The bank says structural reforms need to be tackled more urgently to avoid a downgrade, which would result in lower growth and more job losses.
Nedbank says structural reforms aimed at stemming the current economic and fiscal deterioration in SA need to be implemented with greater urgency. Its call came as it reported muted growth in interim earnings and trimmed its full-year guidance due to weaker than expected economic growth this year.
“If we are unable to do this, all the hard work done on maintaining our last investment-grade rating from Moody’s will be in vain, at great cost to all South Africans as a result of higher inflation and higher interest rates, as well as lower growth and lower levels of employment than would otherwise have been the case,” chief executive Mike Brown said.
Moody’s is the only remaining large ratings agency to maintain an investment-grade rating on SA’s sovereign debt.

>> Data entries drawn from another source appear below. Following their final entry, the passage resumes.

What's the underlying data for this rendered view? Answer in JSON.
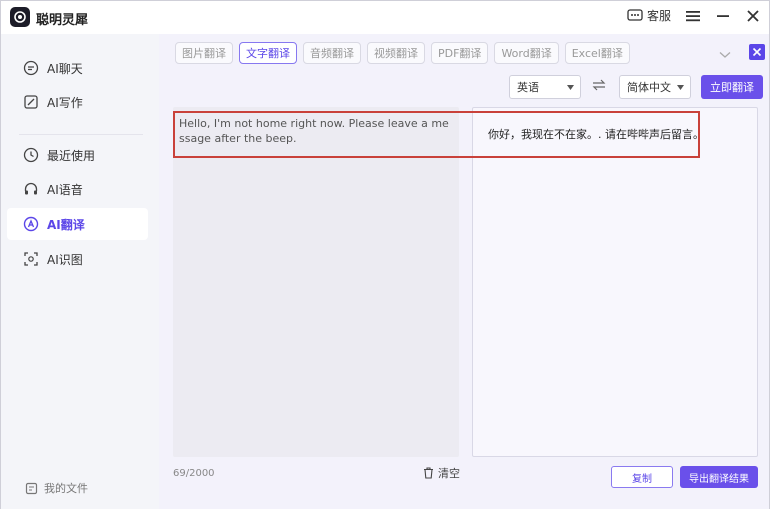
{
  "app": {
    "title": "聪明灵犀",
    "service_label": "客服"
  },
  "sidebar": {
    "items": [
      {
        "label": "AI聊天",
        "icon": "chat-icon"
      },
      {
        "label": "AI写作",
        "icon": "pen-icon"
      },
      {
        "label": "最近使用",
        "icon": "history-icon"
      },
      {
        "label": "AI语音",
        "icon": "headphone-icon"
      },
      {
        "label": "AI翻译",
        "icon": "translate-icon",
        "active": true
      },
      {
        "label": "AI识图",
        "icon": "scan-icon"
      }
    ],
    "footer_label": "我的文件"
  },
  "tabs": [
    "图片翻译",
    "文字翻译",
    "音频翻译",
    "视频翻译",
    "PDF翻译",
    "Word翻译",
    "Excel翻译"
  ],
  "active_tab": "文字翻译",
  "languages": {
    "source": "英语",
    "target": "简体中文"
  },
  "translate_button": "立即翻译",
  "source_text": "Hello, I'm not home right now. Please leave a message after the beep.",
  "target_text": "你好，我现在不在家。. 请在哔哔声后留言。",
  "char_count": "69/2000",
  "clear_label": "清空",
  "copy_label": "复制",
  "export_label": "导出翻译结果",
  "colors": {
    "accent": "#6a50ea",
    "highlight": "#c9413a"
  }
}
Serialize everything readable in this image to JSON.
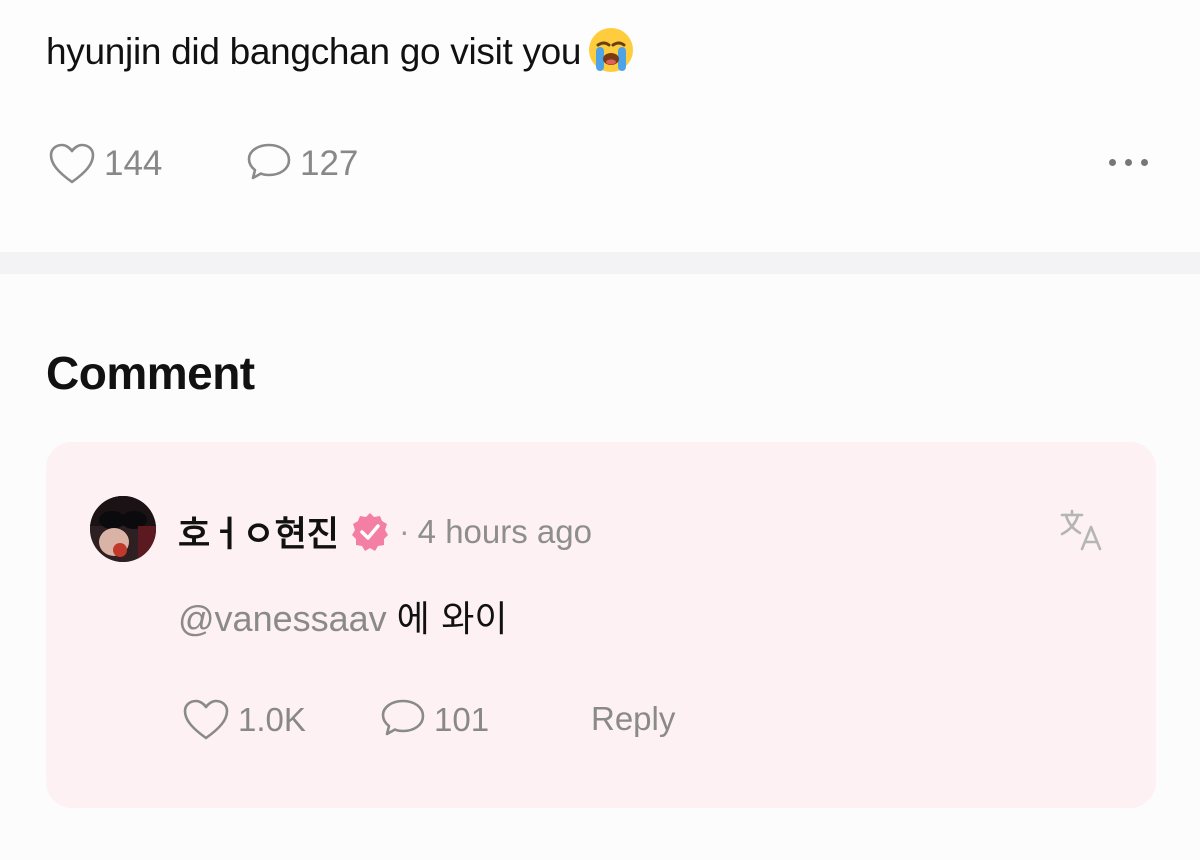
{
  "post": {
    "text": "hyunjin did bangchan go visit you",
    "emoji": "loudly-crying-face-emoji",
    "likes": "144",
    "comments": "127"
  },
  "comment_section": {
    "heading": "Comment"
  },
  "comment": {
    "author": "호ㅓㅇ현진",
    "separator": "·",
    "timestamp": "4 hours ago",
    "mention": "@vanessaav",
    "text": "에 와이",
    "likes": "1.0K",
    "replies": "101",
    "reply_label": "Reply"
  },
  "colors": {
    "card_background": "#fdf1f4",
    "badge": "#f47fa4",
    "muted_text": "#888888"
  }
}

A downgrade would result in government bonds being excluded from influential bond indices, which would result in investment outflows.
Nedbank said it produced a resilient first-half financial performance in a difficult macroeconomic environment. Revenue rose 5.5% to R27.7 billion in the six months to end-June, with growth in associate income rising by 6.3%. But higher bad debts and the impact of December’s odd-lot offer held back growth in headline earnings, which rose 2.6% to R6.87 billion. Basic earnings per share rose 2.9% to R14.19 and diluted headline earnings per share increased by 3.7% to R14.11. It raised its interim dividend by 3.6% to R7.20 per share.

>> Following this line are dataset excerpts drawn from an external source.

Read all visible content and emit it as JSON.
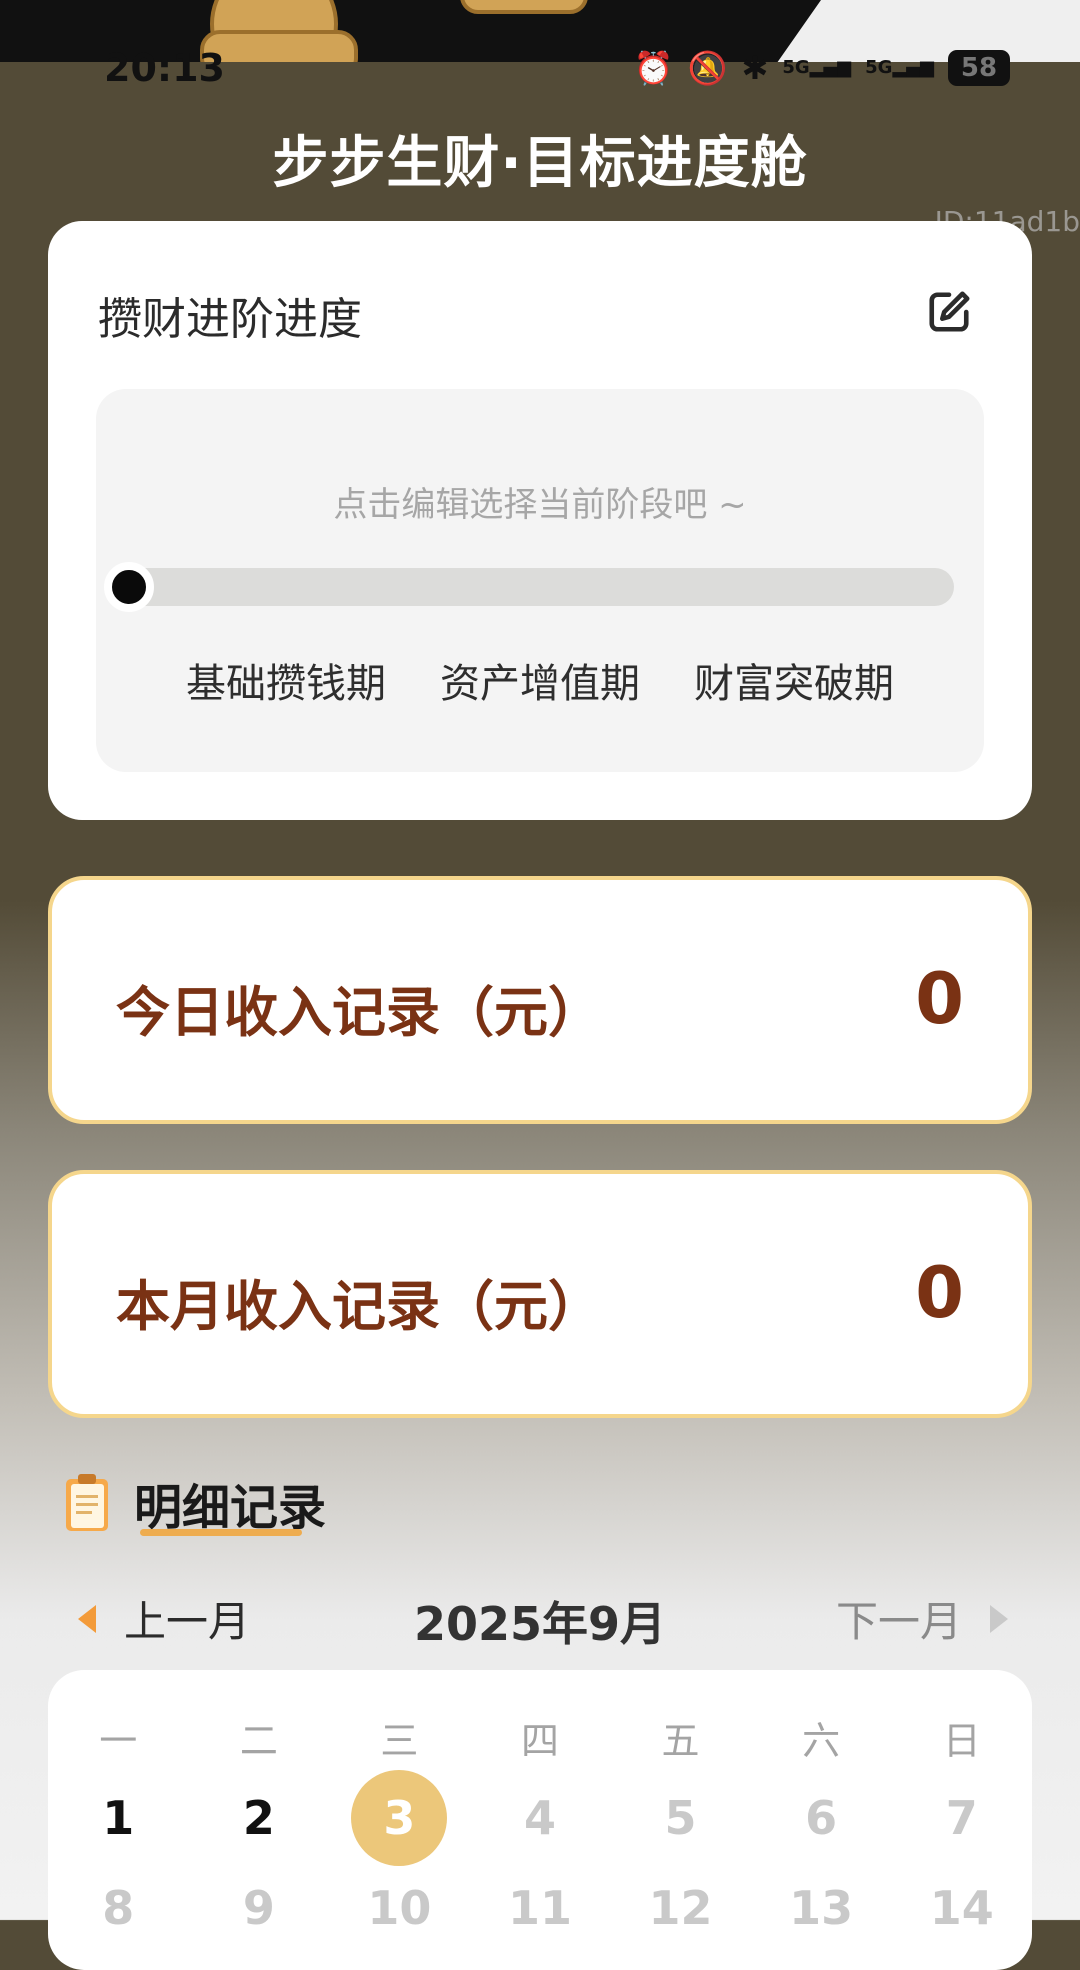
{
  "status_bar": {
    "time": "20:13",
    "battery": "58",
    "signal1": "5G",
    "signal2": "5G"
  },
  "header": {
    "title": "步步生财·目标进度舱",
    "watermark": "ID:11ad1b"
  },
  "progress_card": {
    "title": "攒财进阶进度",
    "hint": "点击编辑选择当前阶段吧 ~",
    "progress_fraction": 0,
    "stages": [
      "基础攒钱期",
      "资产增值期",
      "财富突破期"
    ]
  },
  "today_income": {
    "label": "今日收入记录（元）",
    "value": "0"
  },
  "month_income": {
    "label": "本月收入记录（元）",
    "value": "0"
  },
  "detail": {
    "title": "明细记录"
  },
  "month_nav": {
    "prev": "上一月",
    "current": "2025年9月",
    "next": "下一月"
  },
  "calendar": {
    "weekdays": [
      "一",
      "二",
      "三",
      "四",
      "五",
      "六",
      "日"
    ],
    "week1": [
      "1",
      "2",
      "3",
      "4",
      "5",
      "6",
      "7"
    ],
    "week2": [
      "8",
      "9",
      "10",
      "11",
      "12",
      "13",
      "14"
    ],
    "today": "3"
  },
  "colors": {
    "accent": "#7a3214",
    "border": "#f5d68c",
    "today": "#ecc77a",
    "background": "#534b37"
  }
}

Its credit loss ratio increased to 70 basis points from 53 basis points as impairments rose from the low prior-year base. However, it’s still within the bottom half of the bank’s target range. It bought back seven million shares at the end of last year after Old Mutual unbundled part of its Nedbank holding to its shareholders.
Within its divisions, Corporate and Investment Banking reported flat headline earnings of R3.3 billion as its credit loss ratio normalised to 16 basis points off a low prior-year base of 1 basis point. Retail and Business Banking grew headline earnings by 0.3% to R2.6 billion, also held back by higher impairments. Nedbank Wealth’s headline earnings fell 12.3% to R455 million as subdued investor confidence resulted in a decline in earnings across all business units. Its Rest of Africa operation grew headline earnings by 20% to R293 million as its share of associate income from its investment in Ecobank Transnational continued to increase.

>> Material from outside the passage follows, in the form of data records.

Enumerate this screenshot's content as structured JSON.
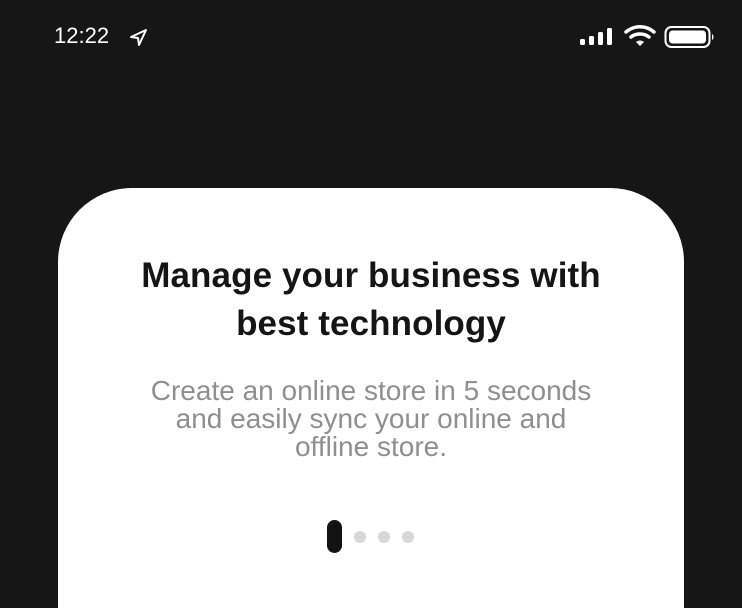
{
  "status_bar": {
    "time": "12:22",
    "icons": [
      "location-arrow-icon",
      "cellular-signal-icon",
      "wifi-icon",
      "battery-icon"
    ]
  },
  "onboarding": {
    "title_line_1": "Manage your business with",
    "title_line_2": "best technology",
    "subtitle_line_1": "Create an online store in 5 seconds",
    "subtitle_line_2": "and easily sync your online and",
    "subtitle_line_3": "offline store.",
    "current_page": 1,
    "page_count": 4
  },
  "colors": {
    "background": "#161616",
    "card": "#ffffff",
    "title": "#151515",
    "subtitle": "#8f8f8f",
    "active_indicator": "#121212",
    "inactive_indicator": "#d7d7d7"
  }
}
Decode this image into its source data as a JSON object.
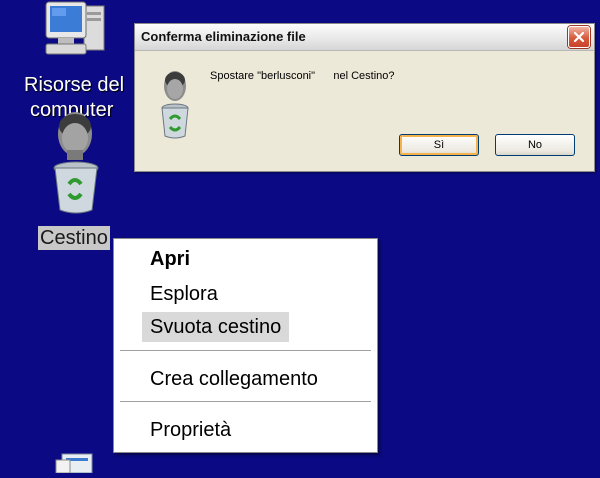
{
  "colors": {
    "desktop": "#0b0a84",
    "accent": "#c8422a",
    "highlight": "#d9d9d9"
  },
  "desktop": {
    "icons": [
      {
        "label_line1": "Risorse del",
        "label_line2": "computer",
        "icon": "computer-icon"
      },
      {
        "label": "Cestino",
        "icon": "recycle-bin-icon",
        "selected": true
      },
      {
        "icon": "document-icon"
      }
    ]
  },
  "dialog": {
    "title": "Conferma eliminazione file",
    "message": "Spostare \"berlusconi\"      nel Cestino?",
    "buttons": {
      "yes": "Sì",
      "no": "No"
    },
    "icon": "recycle-bin-icon"
  },
  "context_menu": {
    "items": [
      {
        "label": "Apri",
        "bold": true
      },
      {
        "label": "Esplora"
      },
      {
        "label": "Svuota cestino",
        "highlighted": true
      },
      {
        "label": "Crea collegamento"
      },
      {
        "label": "Proprietà"
      }
    ]
  }
}
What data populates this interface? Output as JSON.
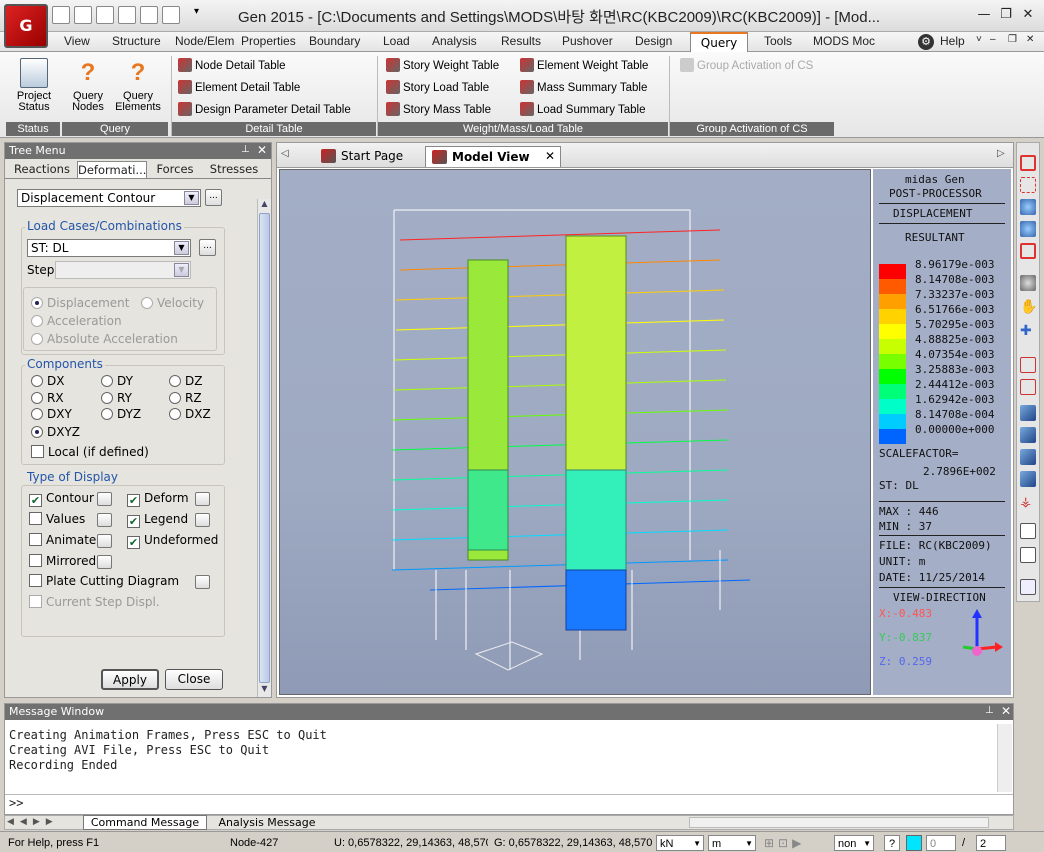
{
  "app": {
    "logo_text": "G",
    "title": "Gen 2015 - [C:\\Documents and Settings\\MODS\\바탕 화면\\RC(KBC2009)\\RC(KBC2009)] - [Mod...",
    "help_label": "Help"
  },
  "menu": [
    "View",
    "Structure",
    "Node/Elem",
    "Properties",
    "Boundary",
    "Load",
    "Analysis",
    "Results",
    "Pushover",
    "Design",
    "Query",
    "Tools",
    "MODS Moc"
  ],
  "menu_active": "Query",
  "ribbon": {
    "status_group": {
      "project_status": "Project\nStatus",
      "label": "Status"
    },
    "query_group": {
      "query_nodes": "Query\nNodes",
      "query_elements": "Query\nElements",
      "label": "Query"
    },
    "detail_group": {
      "items": [
        "Node Detail Table",
        "Element Detail Table",
        "Design Parameter Detail Table"
      ],
      "label": "Detail Table"
    },
    "wml_group": {
      "col1": [
        "Story Weight Table",
        "Story Load Table",
        "Story Mass Table"
      ],
      "col2": [
        "Element Weight Table",
        "Mass Summary Table",
        "Load Summary Table"
      ],
      "label": "Weight/Mass/Load Table"
    },
    "cs_group": {
      "item": "Group Activation of CS",
      "label": "Group Activation of CS"
    }
  },
  "tree": {
    "title": "Tree Menu",
    "tabs": [
      "Reactions",
      "Deformati...",
      "Forces",
      "Stresses"
    ],
    "display_type": "Displacement Contour",
    "load_cases_label": "Load Cases/Combinations",
    "load_case": "ST: DL",
    "step_label": "Step",
    "response": [
      "Displacement",
      "Velocity",
      "Acceleration",
      "Absolute Acceleration"
    ],
    "components_label": "Components",
    "components": [
      "DX",
      "DY",
      "DZ",
      "RX",
      "RY",
      "RZ",
      "DXY",
      "DYZ",
      "DXZ",
      "DXYZ"
    ],
    "components_selected": "DXYZ",
    "local_label": "Local (if defined)",
    "type_label": "Type of Display",
    "types": {
      "contour": "Contour",
      "deform": "Deform",
      "values": "Values",
      "legend": "Legend",
      "animate": "Animate",
      "undeformed": "Undeformed",
      "mirrored": "Mirrored",
      "plate": "Plate Cutting Diagram",
      "step": "Current Step Displ."
    },
    "apply": "Apply",
    "close": "Close"
  },
  "doc_tabs": [
    "Start Page",
    "Model View"
  ],
  "legend": {
    "header1": "midas Gen",
    "header2": "POST-PROCESSOR",
    "header3": "DISPLACEMENT",
    "header4": "RESULTANT",
    "values": [
      "8.96179e-003",
      "8.14708e-003",
      "7.33237e-003",
      "6.51766e-003",
      "5.70295e-003",
      "4.88825e-003",
      "4.07354e-003",
      "3.25883e-003",
      "2.44412e-003",
      "1.62942e-003",
      "8.14708e-004",
      "0.00000e+000"
    ],
    "colors": [
      "#ff0000",
      "#ff5a00",
      "#ffa000",
      "#ffd200",
      "#ffff00",
      "#c8ff00",
      "#78ff00",
      "#00ff00",
      "#00ff78",
      "#00ffc8",
      "#00ccff",
      "#0064ff"
    ],
    "scale_label": "SCALEFACTOR=",
    "scale_value": "2.7896E+002",
    "st": "ST: DL",
    "max": "MAX : 446",
    "min": "MIN : 37",
    "file": "FILE: RC(KBC2009)",
    "unit": "UNIT: m",
    "date": "DATE: 11/25/2014",
    "view_dir": "VIEW-DIRECTION",
    "vx": "X:-0.483",
    "vy": "Y:-0.837",
    "vz": "Z: 0.259"
  },
  "messages": {
    "title": "Message Window",
    "lines": [
      "Creating Animation Frames, Press ESC to Quit",
      "Creating AVI File, Press ESC to Quit",
      "Recording Ended"
    ],
    "prompt": ">>",
    "tabs": [
      "Command Message",
      "Analysis Message"
    ]
  },
  "status": {
    "help": "For Help, press F1",
    "node": "Node-427",
    "u": "U: 0,6578322, 29,14363, 48,570",
    "g": "G: 0,6578322, 29,14363, 48,570",
    "force_unit": "kN",
    "length_unit": "m",
    "snap": "non",
    "query": "?",
    "frame": "0",
    "total": "2"
  }
}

While Nedbank expected the operating environment to remain difficult, it said the moderate upward trend in credit demand was forecast to continue in the second half of the year, supported by slightly easier monetary policy, some recovery in consumer spending and ongoing investment in the renewable energy sector.
The bank now expects economic growth of just 0.5% this year, down from its previous forecast of 1.3%, and said full-year growth in its diluted headline earnings per share would be in line with nominal GDP growth. Despite trimming its earnings forecast, it said it was on track to meet its 2020 target of achieving a return on equity (ROE), excluding goodwill, of greater than or equal to 18%. Its ROE was 17.9% at the end of June.